There are three distinct conditions under which a ramjet engine diffuser can operate, depending on the heat released in the combustor. When the heat released is just enough that the back pressure at the exit section of the subsonic diffuser causes the normal shock to be positioned at the inlet throat, the operation is said to be critical; this is the design condition.

Supercritical operation occurs when the heat released in the combustor is below the design condition. The back pressure at the outlet section of the diffusion system becomes too small to maintain the normal shock at the inlet. The excess pressure (or energy) associated with the internal flow must therefore be dissipated inside the diffusion system by a strong shock wave forming in the diverging portion of the diffuser. In other words the normal shock moves into the inlet.

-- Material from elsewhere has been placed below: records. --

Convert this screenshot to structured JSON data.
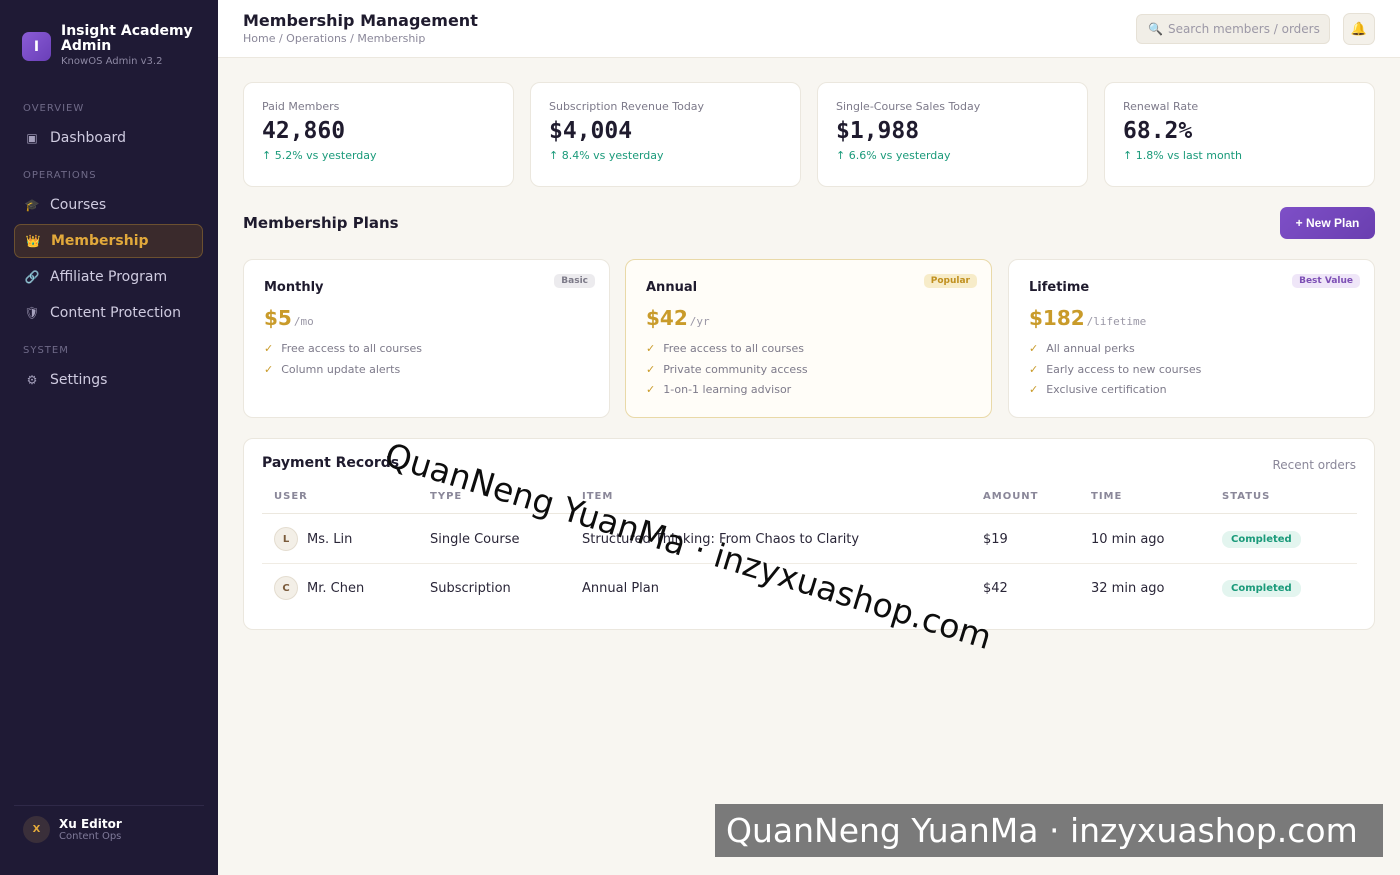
{
  "sidebar": {
    "brand_initial": "I",
    "brand_name": "Insight Academy Admin",
    "brand_sub": "KnowOS Admin v3.2",
    "sections": [
      "OVERVIEW",
      "OPERATIONS",
      "SYSTEM"
    ],
    "items": [
      {
        "label": "Dashboard",
        "icon": "dashboard-icon",
        "glyph": "▣"
      },
      {
        "label": "Courses",
        "icon": "graduation-cap-icon",
        "glyph": "🎓"
      },
      {
        "label": "Membership",
        "icon": "crown-icon",
        "glyph": "👑",
        "active": true
      },
      {
        "label": "Affiliate Program",
        "icon": "link-icon",
        "glyph": "🔗"
      },
      {
        "label": "Content Protection",
        "icon": "shield-icon",
        "glyph": "🛡"
      },
      {
        "label": "Settings",
        "icon": "gear-icon",
        "glyph": "⚙"
      }
    ],
    "user": {
      "initial": "X",
      "name": "Xu Editor",
      "role": "Content Ops"
    }
  },
  "header": {
    "title": "Membership Management",
    "breadcrumb": "Home / Operations / Membership",
    "search_placeholder": "Search members / orders",
    "search_icon": "🔍",
    "bell_icon": "🔔"
  },
  "stats": [
    {
      "label": "Paid Members",
      "value": "42,860",
      "delta": "↑ 5.2% vs yesterday"
    },
    {
      "label": "Subscription Revenue Today",
      "value": "$4,004",
      "delta": "↑ 8.4% vs yesterday"
    },
    {
      "label": "Single-Course Sales Today",
      "value": "$1,988",
      "delta": "↑ 6.6% vs yesterday"
    },
    {
      "label": "Renewal Rate",
      "value": "68.2%",
      "delta": "↑ 1.8% vs last month"
    }
  ],
  "plans_section": {
    "title": "Membership Plans",
    "new_plan_label": "+ New Plan"
  },
  "plans": [
    {
      "name": "Monthly",
      "badge": "Basic",
      "amount": "$5",
      "unit": "/mo",
      "features": [
        "Free access to all courses",
        "Column update alerts"
      ]
    },
    {
      "name": "Annual",
      "badge": "Popular",
      "amount": "$42",
      "unit": "/yr",
      "features": [
        "Free access to all courses",
        "Private community access",
        "1-on-1 learning advisor"
      ]
    },
    {
      "name": "Lifetime",
      "badge": "Best Value",
      "amount": "$182",
      "unit": "/lifetime",
      "features": [
        "All annual perks",
        "Early access to new courses",
        "Exclusive certification"
      ]
    }
  ],
  "records": {
    "title": "Payment Records",
    "subtitle": "Recent orders",
    "headers": [
      "USER",
      "TYPE",
      "ITEM",
      "AMOUNT",
      "TIME",
      "STATUS"
    ],
    "rows": [
      {
        "initial": "L",
        "user": "Ms. Lin",
        "type": "Single Course",
        "item": "Structured Thinking: From Chaos to Clarity",
        "amount": "$19",
        "time": "10 min ago",
        "status": "Completed"
      },
      {
        "initial": "C",
        "user": "Mr. Chen",
        "type": "Subscription",
        "item": "Annual Plan",
        "amount": "$42",
        "time": "32 min ago",
        "status": "Completed"
      }
    ]
  },
  "watermark": {
    "diagonal": "QuanNeng YuanMa · inzyxuashop.com",
    "bar": "QuanNeng YuanMa · inzyxuashop.com"
  },
  "colors": {
    "sidebar_bg": "#1f1a35",
    "accent_gold": "#c99b2a",
    "accent_purple": "#7e4fc7",
    "success_green": "#1a9a7a"
  }
}
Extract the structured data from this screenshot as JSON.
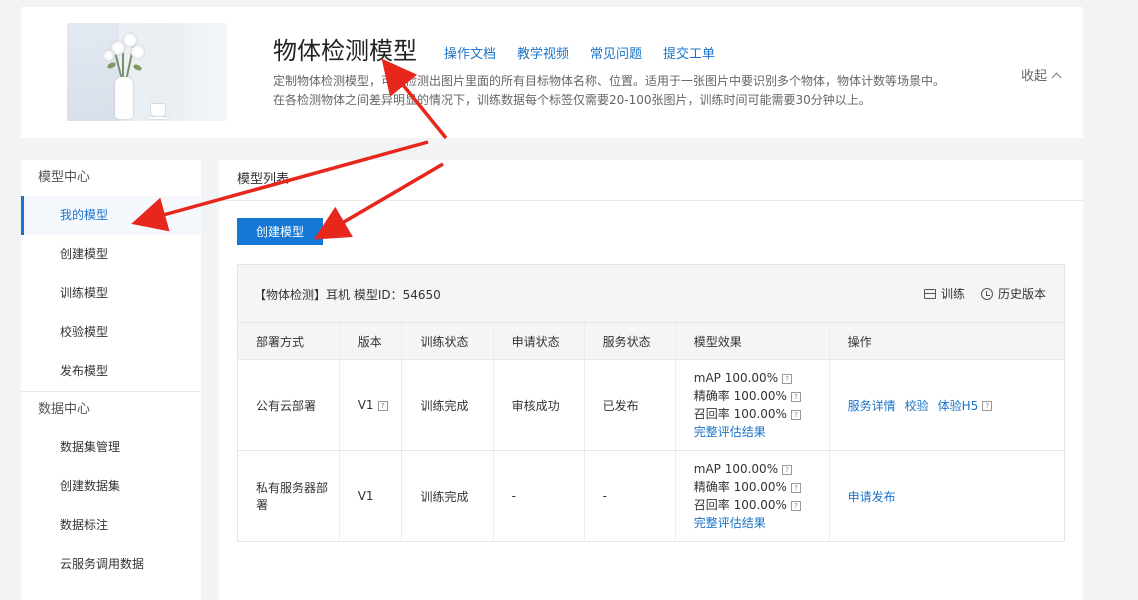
{
  "header": {
    "title": "物体检测模型",
    "links": [
      "操作文档",
      "教学视频",
      "常见问题",
      "提交工单"
    ],
    "desc_line1": "定制物体检测模型，可以检测出图片里面的所有目标物体名称、位置。适用于一张图片中要识别多个物体，物体计数等场景中。",
    "desc_line2": "在各检测物体之间差异明显的情况下，训练数据每个标签仅需要20-100张图片，训练时间可能需要30分钟以上。",
    "collapse": "收起"
  },
  "sidebar": {
    "section1": "模型中心",
    "items1": [
      "我的模型",
      "创建模型",
      "训练模型",
      "校验模型",
      "发布模型"
    ],
    "section2": "数据中心",
    "items2": [
      "数据集管理",
      "创建数据集",
      "数据标注",
      "云服务调用数据"
    ]
  },
  "main": {
    "heading": "模型列表",
    "create_button": "创建模型",
    "model": {
      "name": "【物体检测】耳机 模型ID：54650",
      "action_train": "训练",
      "action_history": "历史版本"
    },
    "table": {
      "headers": [
        "部署方式",
        "版本",
        "训练状态",
        "申请状态",
        "服务状态",
        "模型效果",
        "操作"
      ],
      "rows": [
        {
          "deploy": "公有云部署",
          "version": "V1",
          "train_status": "训练完成",
          "apply_status": "审核成功",
          "service_status": "已发布",
          "map": "mAP 100.00%",
          "precision": "精确率 100.00%",
          "recall": "召回率 100.00%",
          "eval_link": "完整评估结果",
          "ops": [
            "服务详情",
            "校验",
            "体验H5"
          ]
        },
        {
          "deploy": "私有服务器部署",
          "version": "V1",
          "train_status": "训练完成",
          "apply_status": "-",
          "service_status": "-",
          "map": "mAP 100.00%",
          "precision": "精确率 100.00%",
          "recall": "召回率 100.00%",
          "eval_link": "完整评估结果",
          "ops": [
            "申请发布"
          ]
        }
      ]
    }
  },
  "colors": {
    "accent": "#1a73c8",
    "button": "#1479d6",
    "annotation": "#e8271c"
  },
  "icons": [
    "train-icon",
    "history-clock-icon",
    "help-icon",
    "chevron-up-icon"
  ]
}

The opposite condition occurs in subcritical operation. If the heat release in the combustor is increased, the static pressure at the exit of the subsonic diffuser is greater than can be achieved under the design condition. The normal shock wave moves upstream, is expelled from the diffuser, and continues to move toward the vertex of the supersonic diffuser. Behind the normal shock wave the flow is subsonic. Since the shock wave is detached from the inlet the incoming air spills over the cowl of the diffuser, increasing vehicle drag and possibly leading to instability (buzz).